Señorita Abruyes and servant girl

Señorita Abruyes and servant girl


Simultaneously demure and coquettish, the tapadas Limeñas - the hidden women of Lima - were a unique expression of the Peruvian capital’s cultural identity. Centred primarily on the street, they could most often be seen in the early morning on their way to and from Mass, often accompanied by a servant, or during the early evening promenade, when all the city was afoot. The women who adopted the fashion embraced its anonymity, which allowed them to engage in flirtations and transgressive intrigues outside the strict restraints of formal society. In practised hands the modest folds of a woollen or cashmere cloak became erotic and provocative, blurring social distinctions and allowing pock-marked hags to behave as seductively as the local belle. Grace and elegance were highly valued, preferably accompanied by a ready wit, while urban myths inevitably arose relating the tale of the husband who unwittingly courted his own wife.

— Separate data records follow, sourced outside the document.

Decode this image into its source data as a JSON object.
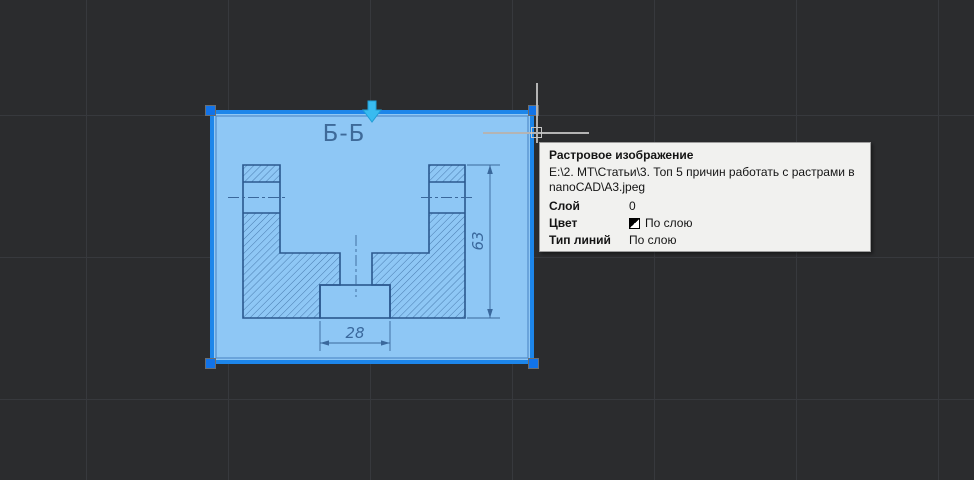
{
  "canvas": {
    "background_color": "#2b2c2e",
    "grid_color": "#37393d"
  },
  "raster_image": {
    "section_label": "Б-Б",
    "dim_height_label": "63",
    "dim_width_label": "28",
    "fill_color": "#8ec7f5",
    "line_color": "#2b588e",
    "selection_border_color": "#1d86ea",
    "grip_color": "#1273e8",
    "arrow_grip_color": "#38bbf0"
  },
  "tooltip": {
    "title": "Растровое изображение",
    "file_path": "E:\\2. МТ\\Статьи\\3. Топ 5 причин работать с растрами в nanoCAD\\A3.jpeg",
    "rows": [
      {
        "label": "Слой",
        "value": "0"
      },
      {
        "label": "Цвет",
        "value": "По слою",
        "swatch_icon": "bylayer-color-swatch-icon"
      },
      {
        "label": "Тип линий",
        "value": "По слою"
      }
    ]
  }
}
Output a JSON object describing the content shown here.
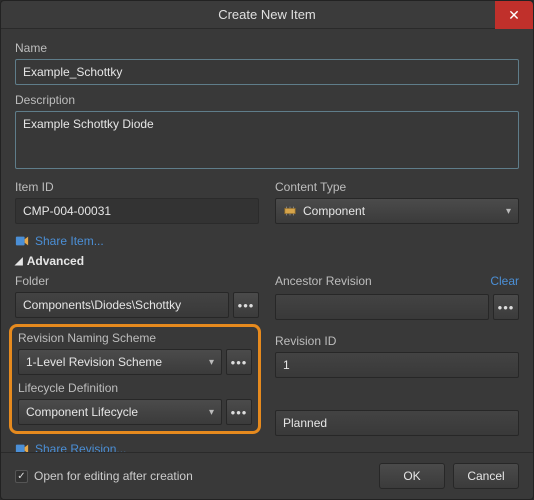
{
  "window": {
    "title": "Create New Item"
  },
  "labels": {
    "name": "Name",
    "description": "Description",
    "item_id": "Item ID",
    "content_type": "Content Type",
    "folder": "Folder",
    "ancestor_revision": "Ancestor Revision",
    "revision_naming_scheme": "Revision Naming Scheme",
    "lifecycle_definition": "Lifecycle Definition",
    "revision_id": "Revision ID"
  },
  "values": {
    "name": "Example_Schottky",
    "description": "Example Schottky Diode",
    "item_id": "CMP-004-00031",
    "content_type": "Component",
    "folder": "Components\\Diodes\\Schottky",
    "ancestor_revision": "",
    "revision_naming_scheme": "1-Level Revision Scheme",
    "lifecycle_definition": "Component Lifecycle",
    "revision_id": "1",
    "revision_state": "Planned"
  },
  "links": {
    "share_item": "Share Item...",
    "share_revision": "Share Revision...",
    "clear": "Clear"
  },
  "sections": {
    "advanced": "Advanced"
  },
  "footer": {
    "open_for_editing": "Open for editing after creation",
    "open_checked": true,
    "ok": "OK",
    "cancel": "Cancel"
  },
  "glyphs": {
    "more": "•••",
    "close": "✕",
    "check": "✓",
    "caret": "▾",
    "tri": "◢"
  }
}
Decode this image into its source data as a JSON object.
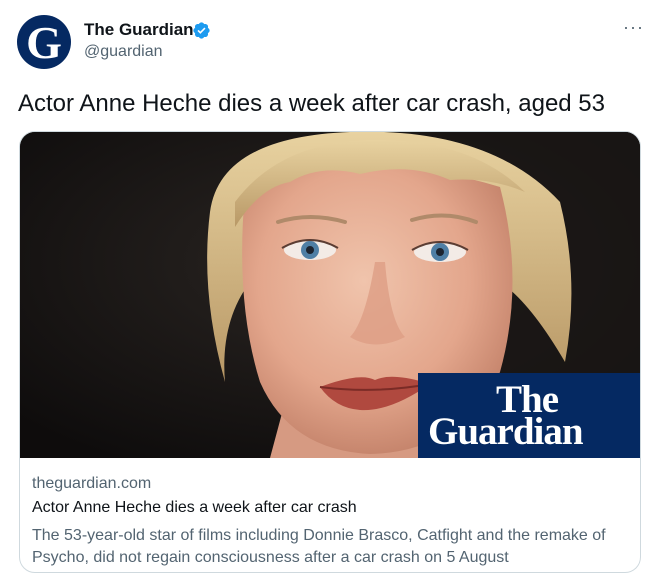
{
  "author": {
    "display_name": "The Guardian",
    "handle": "@guardian",
    "avatar_letter": "G",
    "verified": true,
    "brand_color": "#052962"
  },
  "tweet": {
    "text": "Actor Anne Heche dies a week after car crash, aged 53"
  },
  "menu": {
    "more_icon": "more-horizontal-icon",
    "label": "···"
  },
  "card": {
    "domain": "theguardian.com",
    "title": "Actor Anne Heche dies a week after car crash",
    "description": "The 53-year-old star of films including Donnie Brasco, Catfight and the remake of Psycho, did not regain consciousness after a car crash on 5 August",
    "logo": {
      "line1": "The",
      "line2": "Guardian",
      "background": "#052962"
    }
  },
  "colors": {
    "text_primary": "#0f1419",
    "text_secondary": "#536471",
    "verified_blue": "#1d9bf0",
    "card_border": "#cfd9de"
  }
}
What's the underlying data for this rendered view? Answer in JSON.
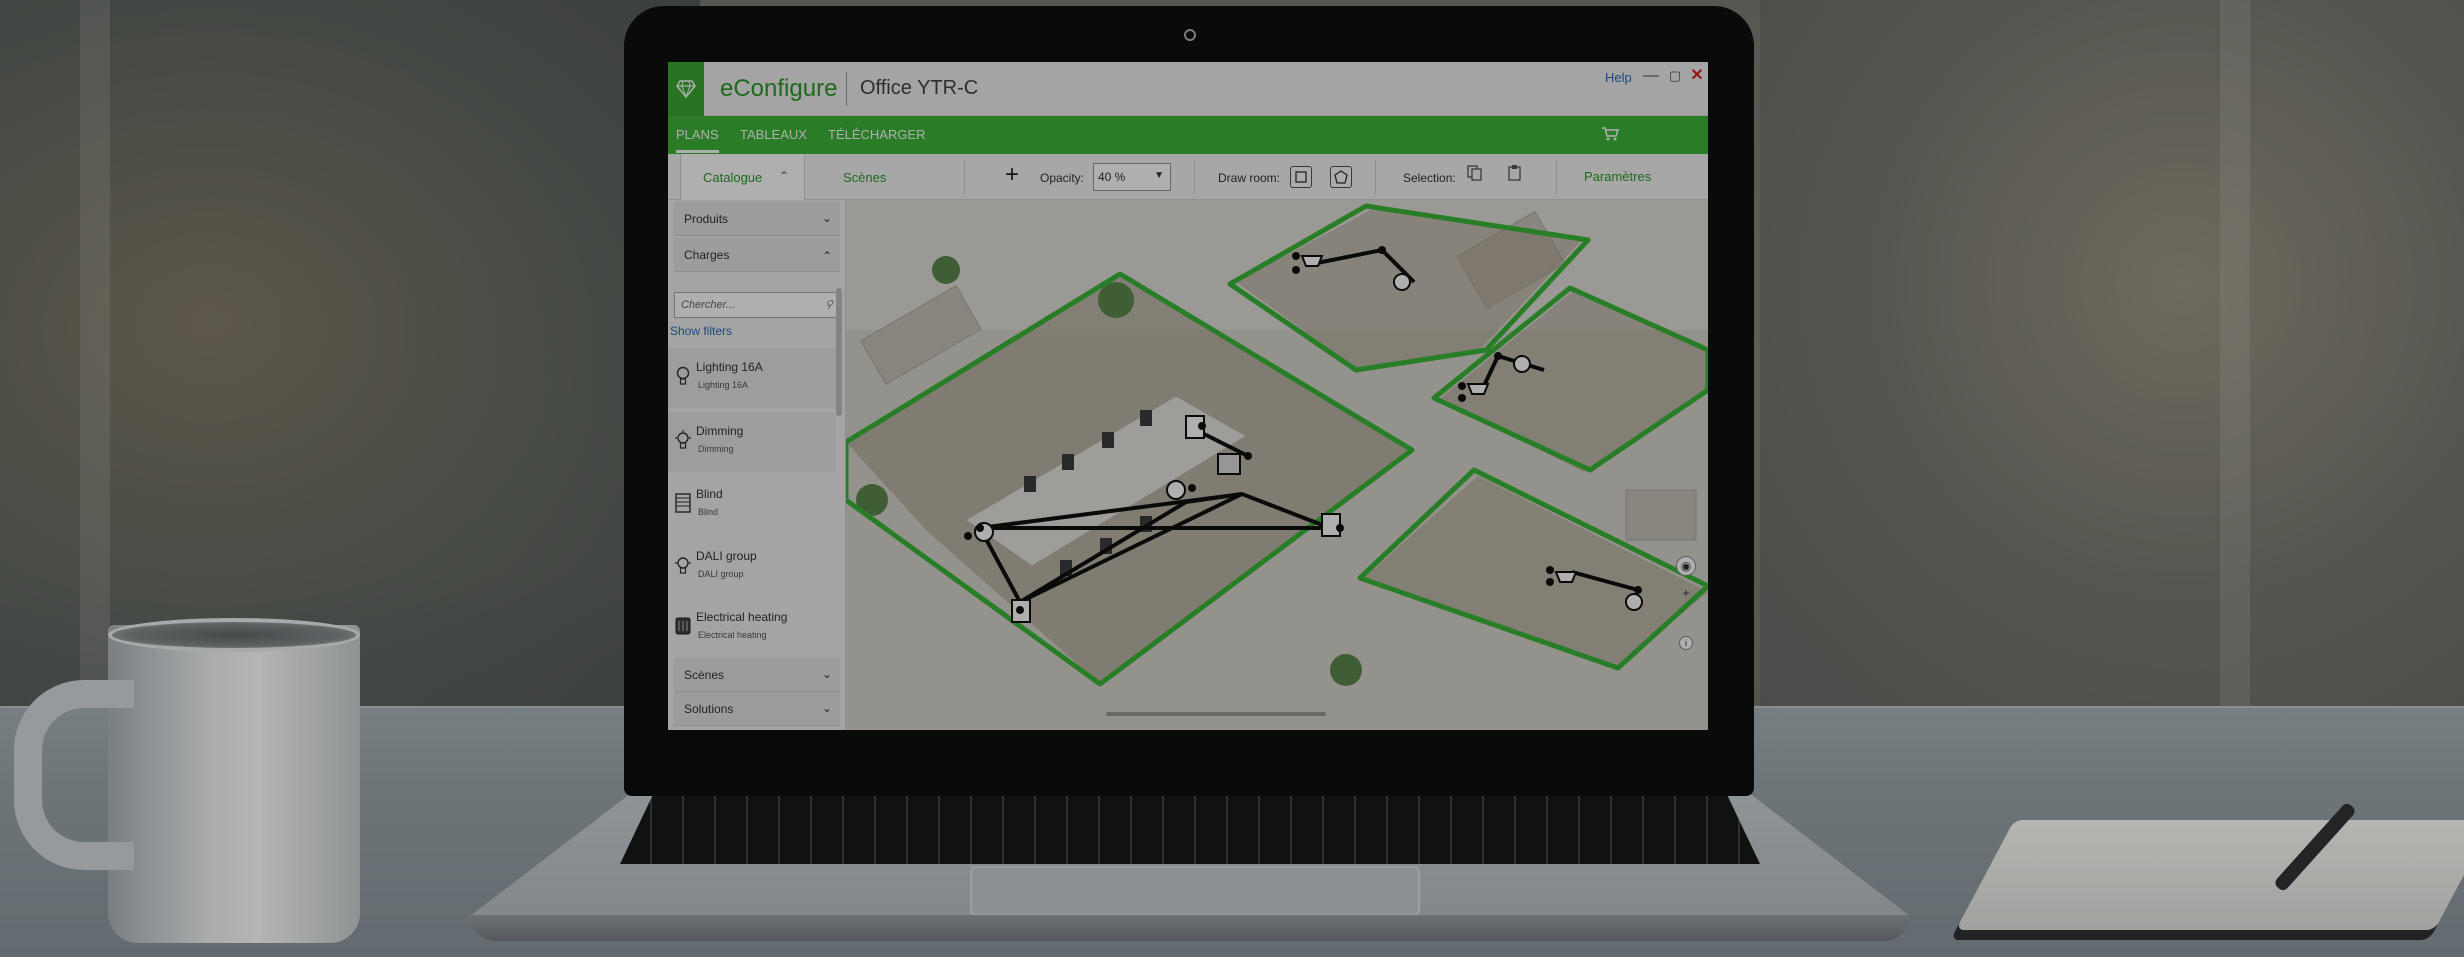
{
  "app": {
    "logo_icon": "diamond-logo-icon",
    "name": "eConfigure",
    "document_title": "Office YTR-C",
    "help_label": "Help",
    "accent_color": "#3fb53a"
  },
  "window_controls": {
    "minimize": "—",
    "maximize": "▢",
    "close": "✕"
  },
  "menu": {
    "items": [
      {
        "label": "PLANS",
        "active": true
      },
      {
        "label": "TABLEAUX",
        "active": false
      },
      {
        "label": "TÉLÉCHARGER",
        "active": false
      }
    ],
    "cart_icon": "cart-icon"
  },
  "toolbar": {
    "catalogue_tab": "Catalogue",
    "scenes_tab": "Scènes",
    "add_icon": "+",
    "opacity_label": "Opacity:",
    "opacity_value": "40 %",
    "draw_room_label": "Draw room:",
    "selection_label": "Selection:",
    "parametres_label": "Paramètres"
  },
  "sidebar": {
    "sections": {
      "produits": "Produits",
      "charges": "Charges",
      "scenes": "Scènes",
      "solutions": "Solutions"
    },
    "search_placeholder": "Chercher...",
    "show_filters": "Show filters",
    "items": [
      {
        "title": "Lighting 16A",
        "subtitle": "Lighting 16A",
        "icon": "bulb-icon"
      },
      {
        "title": "Dimming",
        "subtitle": "Dimming",
        "icon": "dimming-bulb-icon"
      },
      {
        "title": "Blind",
        "subtitle": "Blind",
        "icon": "blind-icon"
      },
      {
        "title": "DALI group",
        "subtitle": "DALI group",
        "icon": "dali-bulb-icon"
      },
      {
        "title": "Electrical heating",
        "subtitle": "Electrical heating",
        "icon": "heater-icon"
      }
    ]
  },
  "canvas": {
    "room_outline_color": "#3cb83a",
    "view_controls": [
      "eye-icon",
      "plus-icon",
      "info-icon"
    ]
  }
}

Archbishops denounced the custom and the authorities made repeated attempts to ban it on the grounds that it was immoral but the women of Lima remained defiant and the fashion lingered on, a romantic link with the colonial period and an expression of female independence in a male-dominated society. However, by the time these portraits were taken in the 1860s and 1870s, the tradition was already disappearing. The popularity of the veiled tapada as a subject for local photographers was based largely on a voyeuristic appreciation of her ‘exotic otherness’ and a nostalgia for the city’s lost past.

Photographed by E. Garreaud of Lima.